3. Les élections législatives de 2009 et, dans une moindre mesure,
celles de 2013, ainsi que les élections locales de 2011 ont souligné
les tensions et la polarisation politiques qui règnent en permanence
en Albanie, en particulier entre les deux grands partis qui dominent
le paysage politique. L’Assemblée salue donc les réformes électorales
qui ont été mises en œuvre, de façon globalement consensuelle, pour
renforcer le processus électoral et remédier aux insuffisances constatées
durant les élections précédentes.
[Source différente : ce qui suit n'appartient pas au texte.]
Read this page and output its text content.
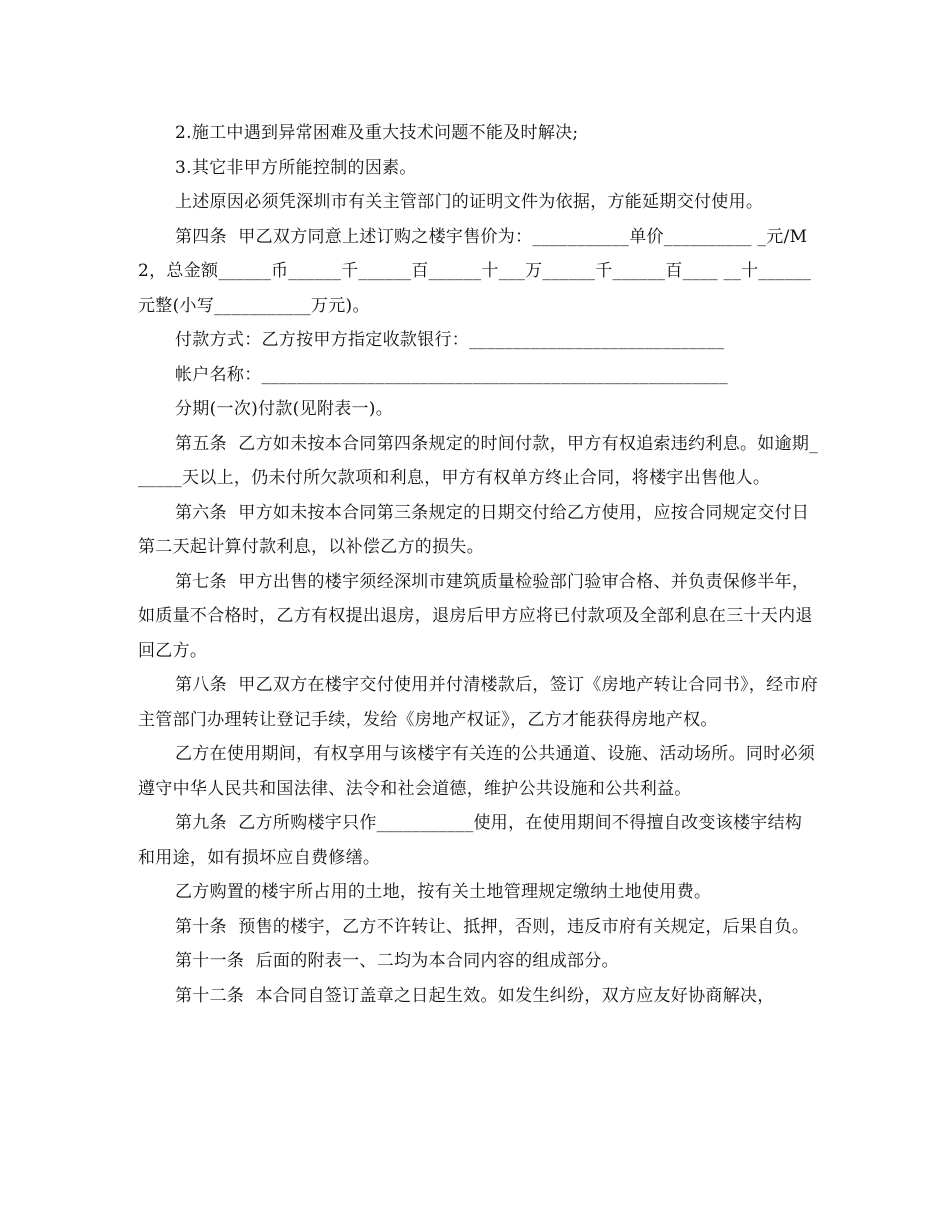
2.施工中遇到异常困难及重大技术问题不能及时解决;

3.其它非甲方所能控制的因素。

上述原因必须凭深圳市有关主管部门的证明文件为依据，方能延期交付使用。

第四条  甲乙双方同意上述订购之楼宇售价为：___________单价__________ _元/M2，总金额______币______千______百______十___万______千______百____ __十______元整(小写___________万元)。

付款方式：乙方按甲方指定收款银行：_____________________________

帐户名称：_____________________________________________________

分期(一次)付款(见附表一)。

第五条  乙方如未按本合同第四条规定的时间付款，甲方有权追索违约利息。如逾期______天以上，仍未付所欠款项和利息，甲方有权单方终止合同，将楼宇出售他人。

第六条  甲方如未按本合同第三条规定的日期交付给乙方使用，应按合同规定交付日第二天起计算付款利息，以补偿乙方的损失。

第七条  甲方出售的楼宇须经深圳市建筑质量检验部门验审合格、并负责保修半年，如质量不合格时，乙方有权提出退房，退房后甲方应将已付款项及全部利息在三十天内退回乙方。

第八条  甲乙双方在楼宇交付使用并付清楼款后，签订《房地产转让合同书》，经市府主管部门办理转让登记手续，发给《房地产权证》，乙方才能获得房地产权。

乙方在使用期间，有权享用与该楼宇有关连的公共通道、设施、活动场所。同时必须遵守中华人民共和国法律、法令和社会道德，维护公共设施和公共利益。

第九条  乙方所购楼宇只作___________使用，在使用期间不得擅自改变该楼宇结构和用途，如有损坏应自费修缮。

乙方购置的楼宇所占用的土地，按有关土地管理规定缴纳土地使用费。

第十条  预售的楼宇，乙方不许转让、抵押，否则，违反市府有关规定，后果自负。

第十一条  后面的附表一、二均为本合同内容的组成部分。

第十二条  本合同自签订盖章之日起生效。如发生纠纷，双方应友好协商解决，
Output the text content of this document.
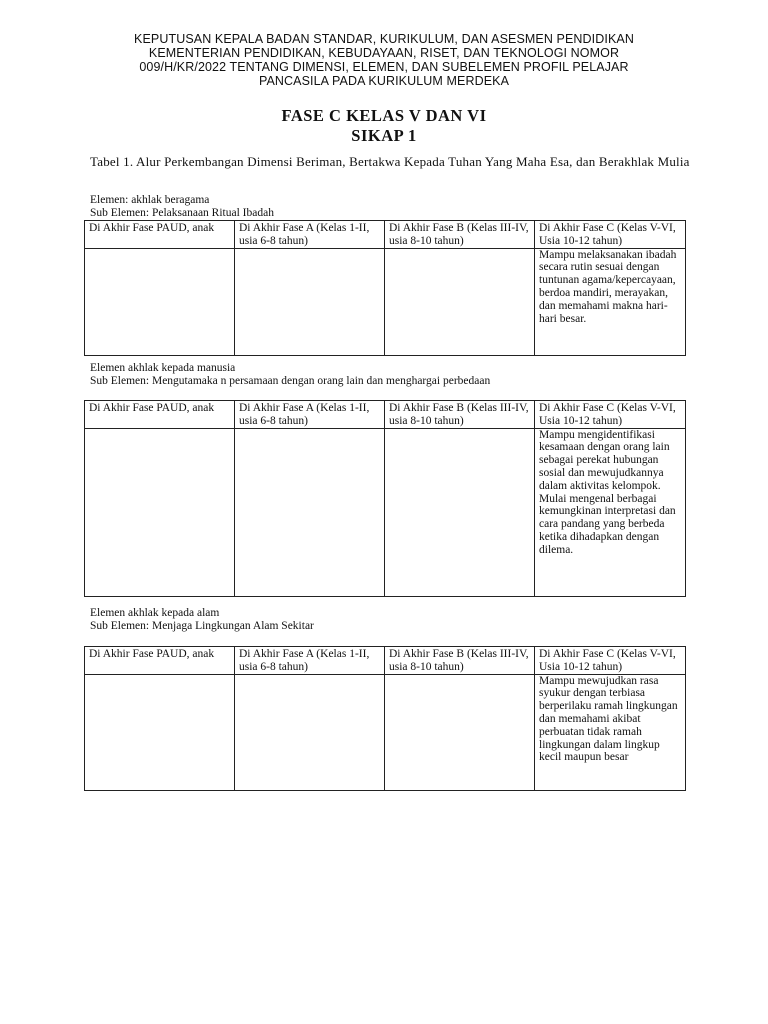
KEPUTUSAN KEPALA BADAN STANDAR, KURIKULUM, DAN ASESMEN PENDIDIKAN
KEMENTERIAN PENDIDIKAN, KEBUDAYAAN, RISET, DAN TEKNOLOGI NOMOR
009/H/KR/2022 TENTANG DIMENSI, ELEMEN, DAN SUBELEMEN PROFIL PELAJAR
PANCASILA PADA KURIKULUM MERDEKA
FASE C KELAS V DAN VI
SIKAP 1
Tabel 1. Alur Perkembangan Dimensi Beriman, Bertakwa Kepada Tuhan Yang Maha Esa, dan Berakhlak Mulia
Elemen: akhlak beragama
Sub Elemen: Pelaksanaan Ritual Ibadah
Di Akhir Fase PAUD, anak	Di Akhir Fase A (Kelas 1-II, usia 6-8 tahun)	Di Akhir Fase B (Kelas III-IV, usia 8-10 tahun)	Di Akhir Fase C (Kelas V-VI, Usia 10-12 tahun)
			Mampu melaksanakan ibadah secara rutin sesuai dengan tuntunan agama/kepercayaan, berdoa mandiri, merayakan, dan memahami makna hari-hari besar.
Elemen akhlak kepada manusia
Sub Elemen: Mengutamaka n persamaan dengan orang lain dan menghargai perbedaan
Di Akhir Fase PAUD, anak	Di Akhir Fase A (Kelas 1-II, usia 6-8 tahun)	Di Akhir Fase B (Kelas III-IV, usia 8-10 tahun)	Di Akhir Fase C (Kelas V-VI, Usia 10-12 tahun)
			Mampu mengidentifikasi kesamaan dengan orang lain sebagai perekat hubungan sosial dan mewujudkannya dalam aktivitas kelompok. Mulai mengenal berbagai kemungkinan interpretasi dan cara pandang yang berbeda ketika dihadapkan dengan dilema.
Elemen akhlak kepada alam
Sub Elemen: Menjaga Lingkungan Alam Sekitar
Di Akhir Fase PAUD, anak	Di Akhir Fase A (Kelas 1-II, usia 6-8 tahun)	Di Akhir Fase B (Kelas III-IV, usia 8-10 tahun)	Di Akhir Fase C (Kelas V-VI, Usia 10-12 tahun)
			Mampu mewujudkan rasa syukur dengan terbiasa berperilaku ramah lingkungan dan memahami akibat perbuatan tidak ramah lingkungan dalam lingkup kecil maupun besar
En ce qui concerne la réforme
électorale, l’Assemblée:
3.1. invite
toutes les forces politiques à convenir de nouvelles réformes électorales
consensuelles pour répondre aux préoccupations et lever les ambiguïtés
restantes qui rendent le processus électoral vulnérable à d’éventuels
détournements ou obstacles, conformément aux recommandations de
la Commission européenne pour la démocratie par le droit (Commission
de Venise);
3.2. note que la création de centres de dépouillement centralisés
a engendré des retards conséquents dans le décompte des voix, ce
qui peut avoir des conséquences négatives sur l’opinion publique
quant à la légitimité des résultats des élections. L’Assemblée recommande
donc d’augmenter considérablement le nombre de ces centres pour
les élections à venir;
3.3. constate que l’administration électorale reste en réalité
divisée par des logiques partisanes, qui entravent le déroulement
efficace et impartial des élections. Elle recommande l’application
de nouvelles réformes pour garantir une véritable indépendance de
l’administration électorale vis-à-vis des partis;
3.4. souligne que les changements apportés au Code électoral
ne suffisent pas, à eux seuls, à corriger les dysfonctionnements
récurrents dans le déroulement des élections. Cela ne sera possible que
si les réformes électorales s’accompagnent d’un changement dans
l’attitude et les pratiques des principaux acteurs de la scène politique.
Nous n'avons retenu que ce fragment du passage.